This succinct, engaging book explains how busy elementary school principals can support effective literacy instruction in their schools. Chapters outline the fundamental components of a successful literacy program and describe specific practices that can instill a culture of literacy in a school. Strategies are provided for initiating a professional development program, understanding and using appropriate assessments with students, involving parents in literacy education, and assessing the strengths and weaknesses of teachers’ instructional methods. Drawing from the authors' extensive experience as principals and teachers, the book’s numerous examples demonstrate what strong literacy leadership looks like in action. Helpful reproducibles are included.
About the Author
Carol S. Beers, EdD, is Executive Professor in the School of Education at the College of William and Mary in Williamsburg, Virginia. She has held a variety of positions in education during her career, including that of classroom teacher, principal, reading supervisor, assistant superintendent, superintendent, and tenured professor. Dr. Beers has consulted nationally and internationally, presented frequently, and published widely. She has served in several capacities with the International Reading Association. Dr. Beers has received Fulbright Awards for study in Japan and Germany, a Blue Ribbon Award for her work as a principal, an Honor Award from the National Association of Elementary School Principals, and several research awards from universities at which she taught.

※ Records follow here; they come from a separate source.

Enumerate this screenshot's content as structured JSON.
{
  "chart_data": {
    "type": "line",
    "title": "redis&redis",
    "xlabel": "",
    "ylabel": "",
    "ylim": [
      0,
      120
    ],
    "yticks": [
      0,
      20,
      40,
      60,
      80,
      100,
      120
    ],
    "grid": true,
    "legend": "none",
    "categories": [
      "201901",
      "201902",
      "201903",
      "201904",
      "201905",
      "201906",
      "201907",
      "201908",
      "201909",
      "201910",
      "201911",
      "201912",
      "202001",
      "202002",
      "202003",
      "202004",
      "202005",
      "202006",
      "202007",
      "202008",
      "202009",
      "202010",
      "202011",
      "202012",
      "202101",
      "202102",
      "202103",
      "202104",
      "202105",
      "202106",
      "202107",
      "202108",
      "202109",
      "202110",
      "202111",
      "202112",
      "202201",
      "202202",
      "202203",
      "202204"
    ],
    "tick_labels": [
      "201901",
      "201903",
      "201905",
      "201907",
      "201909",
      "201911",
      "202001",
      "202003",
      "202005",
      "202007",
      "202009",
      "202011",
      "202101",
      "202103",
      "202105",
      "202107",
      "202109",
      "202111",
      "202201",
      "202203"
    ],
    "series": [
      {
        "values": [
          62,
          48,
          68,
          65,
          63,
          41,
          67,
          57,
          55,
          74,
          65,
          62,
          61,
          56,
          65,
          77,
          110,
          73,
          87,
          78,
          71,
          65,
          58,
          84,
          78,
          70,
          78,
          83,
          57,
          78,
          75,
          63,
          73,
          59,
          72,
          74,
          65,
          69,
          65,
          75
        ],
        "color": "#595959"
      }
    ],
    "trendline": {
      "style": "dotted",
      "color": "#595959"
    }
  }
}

James W. Beers, PhD, is Professor of Reading, Language, and Literacy in the School of Education at the College of William and Mary. He is also Director of the Eastern Virginia Writing Project of the National Writing Project, which trains teachers to help their students become better writers. Dr. Beers has taught reading, writing, and spelling to students at all grade levels and has published books, chapters, and articles on reading, writing, and spelling.Jeffrey O. Smith, EdD, is Division Superintendent in West Point, Virginia, a school district that continues to be recognized for the students’ high academic achievement. He has worked as a classroom teacher, assistant principal, and principal, and as an assistant superintendent in the area of instructional services. Dr. Smith’s combined experiences have provided him with the opportunity to work as an instructional leader in rural, suburban, and urban educational settings from 1,500 to 32,000 students. Additionally, he has served as Adjunct Professor at Old Dominion University. He has received numerous honors and has been featured at the state and national levels for his students’ achievements, his community leadership, and his work as an educator.
Table of Contents
1. What Makes Good Literacy Instruction
2. Establishing a Literacy Culture in School
3. Building a Professional Development Program: An Essential for Success
4. Encouraging Authentic Assessment
5. Reaching Out to Families
6. Knowing Your Staff
Principals and other administrators working in grades K–6; literacy coaches and reading specialists. May serve as a text in graduate-level courses such as Administration and Supervision of Reading Programs, Literacy Leadership, and the Elementary School Principal.